Une grande librairie au Sénégal a annoncé mercredi annuler la cérémonie de dédicace d'un livre sur la Casamance, région du sud du pays en proie à une vieille rébellion indépendantiste, dont la publication prochaine a donné lieu à de vives protestations.
Publié aux éditions françaises Karthala, l'ouvrage devait être présenté samedi à Dakar par son auteure, l'historienne française Séverine Awenengo Dalberto, chercheuse au Centre national de la recherche scientifique (CNRS).
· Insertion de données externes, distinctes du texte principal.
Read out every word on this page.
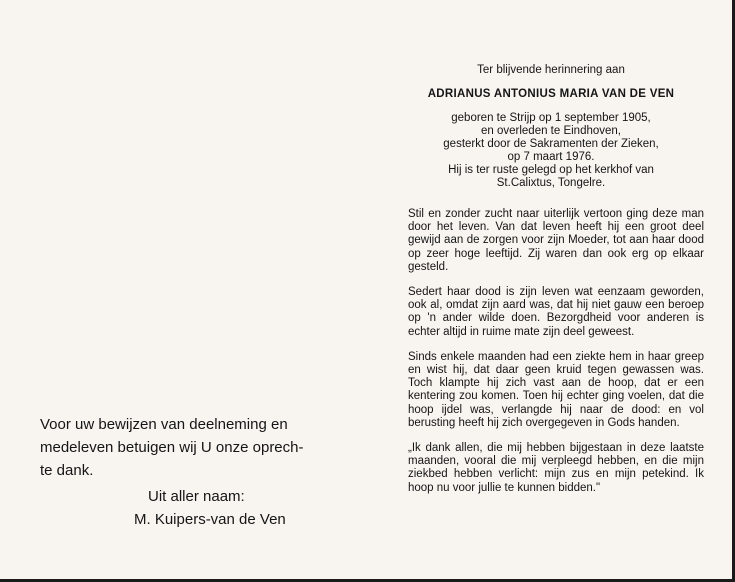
Voor uw bewijzen van deelneming en
medeleven betuigen wij U onze oprech-
te dank.

Uit aller naam:
M. Kuipers-van de Ven
Ter blijvende herinnering aan
ADRIANUS ANTONIUS MARIA VAN DE VEN
geboren te Strijp op 1 september 1905,
en overleden te Eindhoven,
gesterkt door de Sakramenten der Zieken,
op 7 maart 1976.
Hij is ter ruste gelegd op het kerkhof van
St.Calixtus, Tongelre.

Stil en zonder zucht naar uiterlijk vertoon ging deze man door het leven. Van dat leven heeft hij een groot deel gewijd aan de zorgen voor zijn Moeder, tot aan haar dood op zeer hoge leeftijd. Zij waren dan ook erg op elkaar gesteld.

Sedert haar dood is zijn leven wat eenzaam geworden, ook al, omdat zijn aard was, dat hij niet gauw een beroep op 'n ander wilde doen. Bezorgdheid voor anderen is echter altijd in ruime mate zijn deel geweest.

Sinds enkele maanden had een ziekte hem in haar greep en wist hij, dat daar geen kruid tegen gewassen was. Toch klampte hij zich vast aan de hoop, dat er een kentering zou komen. Toen hij echter ging voelen, dat die hoop ijdel was, verlangde hij naar de dood: en vol berusting heeft hij zich overgegeven in Gods handen.

„Ik dank allen, die mij hebben bijgestaan in deze laatste maanden, vooral die mij verpleegd hebben, en die mijn ziekbed hebben verlicht: mijn zus en mijn petekind. Ik hoop nu voor jullie te kunnen bidden."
Il est intitulé "L'idée de la Casamance autonome
- Possibles et dettes morales de la situation coloniale au Sénégal".
La librairie "Aux quatre vents" a annoncé l'annulation de la dédicace sur Facebook, sans explication. L'auteure et les autorités n'ont pas réagi aux sollicitations de l'AFP.
"L'enquête montre que l'autonomie de la Casamance a été l'un des possibles non advenus de la colonisation et de la décolonisation, envisagée par des acteurs français comme casamançais", dit la note d'annonce de la présentation de l'ouvrage.
L'Alliance pour la République, parti au pouvoir jusqu'à la présidentielle de mars, a protesté dans un communiqué contre la publication d'un ouvrage qui "remet en question les acquis" sur la paix en Casamance et est "dangereux" pour l'unité nationale.
"L’ouvrage traite de l’idée de Casamance dans le temps long, ce n’est pas un manuel de séparatisme armé. Les sciences sociales doivent être discutées, au besoin contredites, mais pas censurées", a réagi sur X Elara Bertho, autre chercheuse au CNRS.
Le livre a suscité de vifs débats sur les réseaux sociaux au Sénégal, où l'évocation du conflit en Casamance reste sensible. L'Etat sénégalais rejette l'autonomie.
Un précédent ouvrage d'un autre chercheur français, Jean-Claude Marut ("Le conflit de Casamance - Ce que disent les armes", Karthala), avait été interdit en 2010.
La Casamance, séparée du nord du Sénégal par la Gambie, est le théâtre d'un des plus vieux conflits du continent depuis que des indépendantistes ont pris le maquis en décembre 1982.
Après avoir fait des milliers de victimes et ravagé l'économie, le conflit a fortement baissé d'intensité mais persiste à petit feu.